Spotlighting some 35 important areas worldwide -such as Ramsar, World Heritage sites and Protected Areas -this electronic guide also explains the species and habitats they seek to protect as well as in their legal status and the extent to which local communities are present.
"The A-Z guide is a useful reference to support business and other sectors with their biodiversity commitments to mark our contribution to the Year of Biodiversity," said Jon Hutton, Director of the United Nations Environment Programme-World Conservation Monitoring Centre (UNEP-WCMC) which created the guide in partnership with the International Council on Mining and Metals (ICMM), the International Petroleum Industry Environmental Conservation Association (IPIECA), the European Investment Bank (EIB), the Inter-American Development Bank (IDB) and the European Bank for Reconstruction and Development (EBRD).

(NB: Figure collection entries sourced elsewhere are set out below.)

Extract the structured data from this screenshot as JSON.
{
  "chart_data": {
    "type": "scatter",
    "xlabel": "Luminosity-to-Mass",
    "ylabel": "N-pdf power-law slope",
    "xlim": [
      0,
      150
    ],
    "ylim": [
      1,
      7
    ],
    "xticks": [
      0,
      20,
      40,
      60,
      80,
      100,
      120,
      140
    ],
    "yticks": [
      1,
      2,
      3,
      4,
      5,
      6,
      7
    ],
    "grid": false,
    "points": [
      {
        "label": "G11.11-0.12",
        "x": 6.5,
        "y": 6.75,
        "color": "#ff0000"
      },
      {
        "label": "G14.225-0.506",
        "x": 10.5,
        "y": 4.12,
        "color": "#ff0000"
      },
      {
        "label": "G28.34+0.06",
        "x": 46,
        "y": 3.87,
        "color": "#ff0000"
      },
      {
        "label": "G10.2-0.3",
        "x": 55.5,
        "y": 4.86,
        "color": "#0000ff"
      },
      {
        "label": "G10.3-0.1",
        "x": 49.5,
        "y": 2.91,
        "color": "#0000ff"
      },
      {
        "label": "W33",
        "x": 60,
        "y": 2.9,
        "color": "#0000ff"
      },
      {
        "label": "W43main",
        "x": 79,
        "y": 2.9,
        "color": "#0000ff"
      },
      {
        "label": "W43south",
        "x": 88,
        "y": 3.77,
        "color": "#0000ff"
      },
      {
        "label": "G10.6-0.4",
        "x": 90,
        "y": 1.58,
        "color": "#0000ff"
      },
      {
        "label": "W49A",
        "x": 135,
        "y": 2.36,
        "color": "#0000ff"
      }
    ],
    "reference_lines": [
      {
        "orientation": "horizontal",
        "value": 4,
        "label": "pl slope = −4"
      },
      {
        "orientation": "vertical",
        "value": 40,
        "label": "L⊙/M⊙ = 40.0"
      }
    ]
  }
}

The guide, the first of its kind, is geared to assist the business community, governments as well as NGOs by providing useful expert reviewed information, links to tools with spatial data, and further online resources to raise awareness and support decision-making about areas important for biodiversity conservation.
"The A to Z guide is a useful tool to inform decisions by businesses on the siting of projects so as to minimize the environmental footprint and maximize conservation opportunities associated with infrastructure development," said Ernani Pilla, Natural Resources Senior Specialist of the IDB.
The guide also covers the criteria behind the management practices for protecting different areas and important information, like legal and compliance aspects as well as the biodiversity and socio-cultural values that need to be upheld in each location.